Department of Neurosurgery, Medical School, University of Minnesota, Minneapolis, MN 55455, USA.
Comput Methods Programs Biomed. 2011 Dec;104(3):e133-47. doi: 10.1016/j.cmpb.2011.03.004. Epub 2011 May 6.
Nuclear magnetic resonance (NMR) spectroscopy has emerged as a technology that can provide metabolite information within organ systems in vivo. In this study, we introduced a new method of employing a clustering algorithm to develop a diagnostic model that can differentially diagnose a single unknown subject in a disease with well-defined group boundaries. We used three tests to assess the suitability and the accuracy required for diagnostic purposes of the four clustering algorithms we investigated (K-means, Fuzzy, Hierarchical, and Medoid Partitioning). To accomplish this goal, we studied the striatal metabolomic profile of R6/2 Huntington disease (HD) transgenic mice and that of wild type (WT) mice using high field in vivo proton NMR spectroscopy (9.4T). We tested all four clustering algorithms (1) with the original R6/2 HD mice and WT mice, (2) with unknown mice, whose status had been determined via genotyping, and (3) with the ability to separate the original R6/2 mice into the two age subgroups (8 and 12 weeks old). Only our diagnostic models that employed ROC-supervised Fuzzy, unsupervised Fuzzy, and ROC-supervised K-means Clustering passed all three stringent tests with 100% accuracy, indicating that they may be used for diagnostic purposes.
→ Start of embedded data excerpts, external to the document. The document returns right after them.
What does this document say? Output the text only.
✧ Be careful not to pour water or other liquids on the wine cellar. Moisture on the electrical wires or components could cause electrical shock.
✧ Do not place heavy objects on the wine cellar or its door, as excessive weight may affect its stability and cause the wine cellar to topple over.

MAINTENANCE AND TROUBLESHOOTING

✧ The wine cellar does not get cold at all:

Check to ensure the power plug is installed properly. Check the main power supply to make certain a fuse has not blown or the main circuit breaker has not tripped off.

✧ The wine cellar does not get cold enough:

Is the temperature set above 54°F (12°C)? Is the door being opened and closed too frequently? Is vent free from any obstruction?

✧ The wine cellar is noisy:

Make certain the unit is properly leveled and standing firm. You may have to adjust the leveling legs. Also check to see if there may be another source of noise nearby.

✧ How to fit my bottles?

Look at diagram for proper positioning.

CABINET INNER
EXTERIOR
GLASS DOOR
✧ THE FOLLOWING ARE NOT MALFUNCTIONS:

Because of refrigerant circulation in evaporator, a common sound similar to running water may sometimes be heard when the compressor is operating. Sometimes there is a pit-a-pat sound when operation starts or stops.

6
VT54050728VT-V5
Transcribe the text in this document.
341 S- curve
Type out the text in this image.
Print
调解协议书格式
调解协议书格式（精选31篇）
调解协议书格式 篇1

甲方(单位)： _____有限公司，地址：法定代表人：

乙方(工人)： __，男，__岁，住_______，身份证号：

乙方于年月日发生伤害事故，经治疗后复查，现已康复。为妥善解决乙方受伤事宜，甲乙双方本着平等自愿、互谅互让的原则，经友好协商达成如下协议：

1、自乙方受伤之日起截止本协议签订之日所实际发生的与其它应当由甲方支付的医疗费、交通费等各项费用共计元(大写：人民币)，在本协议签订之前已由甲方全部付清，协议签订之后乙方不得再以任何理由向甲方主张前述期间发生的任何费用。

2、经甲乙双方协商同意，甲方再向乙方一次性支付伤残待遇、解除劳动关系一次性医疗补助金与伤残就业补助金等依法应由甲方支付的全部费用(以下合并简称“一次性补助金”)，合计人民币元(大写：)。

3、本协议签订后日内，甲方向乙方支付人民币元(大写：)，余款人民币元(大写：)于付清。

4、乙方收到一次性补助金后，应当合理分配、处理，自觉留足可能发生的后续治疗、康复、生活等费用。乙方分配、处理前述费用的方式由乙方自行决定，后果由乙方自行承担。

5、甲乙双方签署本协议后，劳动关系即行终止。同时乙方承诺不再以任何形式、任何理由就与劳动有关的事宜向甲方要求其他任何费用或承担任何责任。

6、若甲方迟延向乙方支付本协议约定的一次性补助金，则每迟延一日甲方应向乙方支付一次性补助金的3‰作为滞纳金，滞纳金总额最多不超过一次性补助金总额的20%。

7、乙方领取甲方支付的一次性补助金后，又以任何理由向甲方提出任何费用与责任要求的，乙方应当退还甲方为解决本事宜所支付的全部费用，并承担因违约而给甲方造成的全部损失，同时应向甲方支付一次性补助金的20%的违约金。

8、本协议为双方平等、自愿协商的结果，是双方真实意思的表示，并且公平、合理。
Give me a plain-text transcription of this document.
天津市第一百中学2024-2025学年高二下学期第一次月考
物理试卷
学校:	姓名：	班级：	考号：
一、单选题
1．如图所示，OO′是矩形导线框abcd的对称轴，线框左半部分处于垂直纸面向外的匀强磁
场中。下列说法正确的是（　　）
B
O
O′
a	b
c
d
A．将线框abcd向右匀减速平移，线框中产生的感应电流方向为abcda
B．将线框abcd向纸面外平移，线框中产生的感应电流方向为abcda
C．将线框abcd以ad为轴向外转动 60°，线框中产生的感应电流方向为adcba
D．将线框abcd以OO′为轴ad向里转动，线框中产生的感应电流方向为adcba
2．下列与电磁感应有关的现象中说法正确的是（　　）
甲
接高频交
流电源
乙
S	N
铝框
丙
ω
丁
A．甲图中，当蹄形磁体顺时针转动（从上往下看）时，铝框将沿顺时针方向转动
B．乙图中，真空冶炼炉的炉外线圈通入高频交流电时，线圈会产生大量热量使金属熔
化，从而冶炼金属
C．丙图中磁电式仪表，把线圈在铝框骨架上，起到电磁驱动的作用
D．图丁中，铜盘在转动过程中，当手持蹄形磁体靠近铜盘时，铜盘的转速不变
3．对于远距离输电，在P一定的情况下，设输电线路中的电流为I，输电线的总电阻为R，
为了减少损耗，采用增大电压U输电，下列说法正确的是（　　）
磁共振波谱(NMR)技术已成为一种能够提供活体器官系统内代谢物信息的技术。在这项研究中,我们引入了一种新的方法,即采用聚类算法来开发一种诊断模型,该模型可以区分具有明确组边界的疾病中单个未知个体。我们使用三种测试来评估我们研究的四种聚类算法(K-均值、模糊、层次和中位数分区)在诊断目的下的适用性和准确性。为了实现这一目标,我们使用高场体内质子 NMR 光谱(9.4T)研究了 R6/2 亨廷顿病(HD)转基因小鼠和野生型(WT)小鼠的纹状体代谢组学特征。我们测试了所有四种聚类算法:(1)使用原始的 R6/2 HD 小鼠和 WT 小鼠,(2)使用通过基因分型确定状态的未知小鼠,(3)使用将原始 R6/2 小鼠分为两个年龄亚组(8 周和 12 周)的能力。只有我们的诊断模型,采用 ROC 监督模糊、无监督模糊和 ROC 监督 K-均值聚类,以 100%的准确率通过了所有三项严格的测试,这表明它们可能用于诊断目的。